In 2006, as I began my fourth year of medical school, I was in an all-consuming professional crisis. I had just completed a challenging year of clinical rotations, after enduring over 100 hours of preclinical lectures in the two preceding years. Not only did I lack an idea what kind of doctor I wanted to become, I was increasingly consumed with self-doubt about whether I even wanted to be a doctor at all. The patient care experiences were inspiring, but I struggled with the constant shifting of clinical rotations and expectations while bouncing between prospective medical specialties every few weeks. Even worse, when I tried recalling any moment of intellectual excitement from the first two years of medical school, I could only recall tediously memorizing random factoids in a stuffy lecture hall, as far from the edge of the seat as the seat would allow. Simply put, I was lost.

Credit: Dana-Farber Cancer Institute

This feeling of intellectual burnout was in stark contrast to the way I had felt as an undergraduate. My academic undergraduate experience had been defined by interdisciplinary quantitative work at the intersection of computer science, linguistics and philosophy, and I loved the coding and puzzles inherent in these pursuits. This quantitative, analytic way of thinking did not harmonize with the endless memorization that I encountered in medical school. By my fourth year, I feared that this was going to be a career defining feature of being a doctor, and that perhaps medicine was not for me.

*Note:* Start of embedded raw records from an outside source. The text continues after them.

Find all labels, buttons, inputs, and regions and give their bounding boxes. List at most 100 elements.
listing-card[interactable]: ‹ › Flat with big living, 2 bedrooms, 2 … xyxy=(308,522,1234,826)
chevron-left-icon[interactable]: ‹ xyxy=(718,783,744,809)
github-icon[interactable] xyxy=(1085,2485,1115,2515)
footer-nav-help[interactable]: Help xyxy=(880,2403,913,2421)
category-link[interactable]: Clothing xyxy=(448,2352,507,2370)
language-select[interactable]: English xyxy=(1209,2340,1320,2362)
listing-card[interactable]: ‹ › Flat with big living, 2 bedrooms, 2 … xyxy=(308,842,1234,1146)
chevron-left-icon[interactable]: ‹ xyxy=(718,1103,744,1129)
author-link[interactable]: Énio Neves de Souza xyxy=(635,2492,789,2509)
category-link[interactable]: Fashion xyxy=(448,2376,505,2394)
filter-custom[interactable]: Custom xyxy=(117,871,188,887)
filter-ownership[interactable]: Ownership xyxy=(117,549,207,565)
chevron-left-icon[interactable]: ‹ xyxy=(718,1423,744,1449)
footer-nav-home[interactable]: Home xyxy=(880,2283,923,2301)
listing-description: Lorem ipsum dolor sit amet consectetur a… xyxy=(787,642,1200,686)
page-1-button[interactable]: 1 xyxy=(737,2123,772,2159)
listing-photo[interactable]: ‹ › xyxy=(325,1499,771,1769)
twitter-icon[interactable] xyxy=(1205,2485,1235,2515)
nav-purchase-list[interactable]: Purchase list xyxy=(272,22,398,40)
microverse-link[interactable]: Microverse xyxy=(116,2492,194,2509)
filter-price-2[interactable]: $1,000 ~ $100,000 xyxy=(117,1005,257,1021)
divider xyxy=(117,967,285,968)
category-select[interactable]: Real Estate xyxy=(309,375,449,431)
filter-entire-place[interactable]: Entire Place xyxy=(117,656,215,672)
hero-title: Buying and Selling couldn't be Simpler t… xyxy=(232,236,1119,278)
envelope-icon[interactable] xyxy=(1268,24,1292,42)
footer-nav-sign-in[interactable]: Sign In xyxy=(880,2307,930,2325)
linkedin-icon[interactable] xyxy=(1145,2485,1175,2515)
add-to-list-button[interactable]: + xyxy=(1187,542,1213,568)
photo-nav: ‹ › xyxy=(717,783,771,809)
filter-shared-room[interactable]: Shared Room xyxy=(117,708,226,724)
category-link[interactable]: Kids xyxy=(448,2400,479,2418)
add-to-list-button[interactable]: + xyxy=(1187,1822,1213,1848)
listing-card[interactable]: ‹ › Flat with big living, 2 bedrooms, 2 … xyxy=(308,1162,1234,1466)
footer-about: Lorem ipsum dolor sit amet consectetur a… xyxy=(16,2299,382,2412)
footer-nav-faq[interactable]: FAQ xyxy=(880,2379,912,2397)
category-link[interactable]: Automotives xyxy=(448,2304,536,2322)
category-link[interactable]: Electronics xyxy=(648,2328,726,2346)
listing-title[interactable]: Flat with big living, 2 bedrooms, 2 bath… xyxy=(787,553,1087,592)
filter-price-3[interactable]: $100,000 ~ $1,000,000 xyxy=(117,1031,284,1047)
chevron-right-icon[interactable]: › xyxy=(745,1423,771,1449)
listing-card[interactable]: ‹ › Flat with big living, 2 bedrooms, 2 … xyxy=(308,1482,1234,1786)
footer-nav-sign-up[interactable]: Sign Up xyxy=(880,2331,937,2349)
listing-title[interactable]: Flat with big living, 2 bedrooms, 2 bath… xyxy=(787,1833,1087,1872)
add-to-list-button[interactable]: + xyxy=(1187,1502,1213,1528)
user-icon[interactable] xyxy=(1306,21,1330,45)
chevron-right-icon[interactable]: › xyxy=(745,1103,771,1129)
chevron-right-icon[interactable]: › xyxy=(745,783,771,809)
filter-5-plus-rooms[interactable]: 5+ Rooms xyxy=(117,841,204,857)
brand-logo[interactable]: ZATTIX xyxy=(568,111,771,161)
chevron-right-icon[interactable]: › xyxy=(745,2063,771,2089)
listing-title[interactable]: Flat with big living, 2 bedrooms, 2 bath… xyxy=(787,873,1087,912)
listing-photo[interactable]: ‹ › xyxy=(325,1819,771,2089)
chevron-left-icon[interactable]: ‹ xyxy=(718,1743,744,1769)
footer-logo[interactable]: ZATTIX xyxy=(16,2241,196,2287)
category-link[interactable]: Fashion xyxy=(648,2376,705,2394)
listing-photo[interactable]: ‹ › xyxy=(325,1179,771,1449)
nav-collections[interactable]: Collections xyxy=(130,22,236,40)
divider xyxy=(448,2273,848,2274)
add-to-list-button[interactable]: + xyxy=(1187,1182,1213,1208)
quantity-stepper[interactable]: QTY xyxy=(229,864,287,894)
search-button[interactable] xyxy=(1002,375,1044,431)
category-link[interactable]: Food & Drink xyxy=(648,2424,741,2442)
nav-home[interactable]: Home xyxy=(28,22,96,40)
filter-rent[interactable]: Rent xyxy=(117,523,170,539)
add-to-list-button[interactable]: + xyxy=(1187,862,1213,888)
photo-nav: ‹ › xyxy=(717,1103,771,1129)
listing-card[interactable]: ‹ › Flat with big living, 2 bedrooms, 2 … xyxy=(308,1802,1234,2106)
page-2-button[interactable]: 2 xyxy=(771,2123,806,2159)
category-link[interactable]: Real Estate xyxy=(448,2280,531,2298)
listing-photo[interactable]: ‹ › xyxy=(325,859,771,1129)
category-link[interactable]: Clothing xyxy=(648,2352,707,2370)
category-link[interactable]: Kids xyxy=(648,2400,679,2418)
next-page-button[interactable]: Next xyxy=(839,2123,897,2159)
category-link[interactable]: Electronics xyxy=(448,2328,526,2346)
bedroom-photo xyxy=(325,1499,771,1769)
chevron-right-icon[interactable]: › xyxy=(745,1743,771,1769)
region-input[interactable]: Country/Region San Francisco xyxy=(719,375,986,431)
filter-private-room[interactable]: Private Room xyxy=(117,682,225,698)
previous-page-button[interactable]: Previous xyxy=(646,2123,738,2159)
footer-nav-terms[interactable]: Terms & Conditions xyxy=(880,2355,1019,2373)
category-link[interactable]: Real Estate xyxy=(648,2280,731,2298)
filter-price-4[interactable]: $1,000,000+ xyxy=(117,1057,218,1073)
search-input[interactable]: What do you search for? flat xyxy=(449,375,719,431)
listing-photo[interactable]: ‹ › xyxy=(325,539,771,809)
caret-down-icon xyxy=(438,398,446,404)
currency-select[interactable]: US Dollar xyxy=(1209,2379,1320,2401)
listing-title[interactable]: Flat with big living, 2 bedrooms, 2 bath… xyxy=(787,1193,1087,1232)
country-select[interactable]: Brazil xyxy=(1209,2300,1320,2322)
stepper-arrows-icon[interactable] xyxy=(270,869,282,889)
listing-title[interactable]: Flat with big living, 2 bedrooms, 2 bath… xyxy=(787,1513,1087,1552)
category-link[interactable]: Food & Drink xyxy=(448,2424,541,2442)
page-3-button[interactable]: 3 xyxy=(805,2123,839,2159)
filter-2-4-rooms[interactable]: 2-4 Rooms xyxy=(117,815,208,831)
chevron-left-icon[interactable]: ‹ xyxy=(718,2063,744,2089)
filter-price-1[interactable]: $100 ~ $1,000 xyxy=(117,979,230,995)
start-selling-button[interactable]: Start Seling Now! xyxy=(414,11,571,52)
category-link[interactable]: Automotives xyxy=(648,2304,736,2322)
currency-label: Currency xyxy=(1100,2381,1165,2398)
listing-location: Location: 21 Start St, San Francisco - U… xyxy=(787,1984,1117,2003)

Weighed down by this deflated mindset, I entered a fourth-year elective rotation with an oncology consult team. Working with families coping with cancer at a nonprofit called Camp Kesem during my early college years had been one of the driving motivations behind my pursuing a career in medicine, and I hoped that working with oncology patients would reinspire me. It was with considerable dismay, therefore, that I found myself pulled from the clinic one day to attend a required research lecture series at the outset of this rotation. I sat down in the seat and leaned back, blankly staring at yet another projection of yet another slide deck. Then, the first presenter walked up to the podium and began speaking. He described plans to generate massive data sets representing entire cancer genomes, stressing the need to turn these raw data into sequences that pinpoint the lesions that caused the cancers to arise. The next speaker described plans to generate transcriptional profiles of cancer cell lines treated with different drugs, and then said, “We’re going to Google these data—you know, develop new algorithms to computationally dissect these data to discover which drugs killed which cells.” It was a lightbulb moment for me.

One after another, the speakers described how expansive data sets derived directly from patients could reveal new biology and perhaps change clinical practice. For the first time in a long time, I found myself at the edge of my seat in a lecture room, listening closely and taking notes. The quantitative part of my brain was suddenly firing, and I could imagine the challenges and promise of leveraging these new genome-sequencing technologies for biological discovery that could also change the way cancer patients were treated. I also imagined the role I could have in this process, and a vision of myself as a physician–scientist working at the intersection of medical oncology and computational genomics began to emerge.

At the end of the session, I launched from that lecture hall seat and felt the self-doubt that came with my professional uncertainty begin to wash away. Over the intervening decade, I have worked to build and define this newfound vision. I began with self-directed readings in genetics during a hectic but galvanizing medicine residency, pursued medical oncology fellowship with postdoctoral work in computational oncology, and surrounded myself with like-minded interdisciplinary thinkers spanning oncology, computer science and biology. Now leading an interdisciplinary scientific group in a growing field I call clinical computational oncology, I regularly remind my lab members to reach for those moments in medicine and science that bring you to the edge of your seat.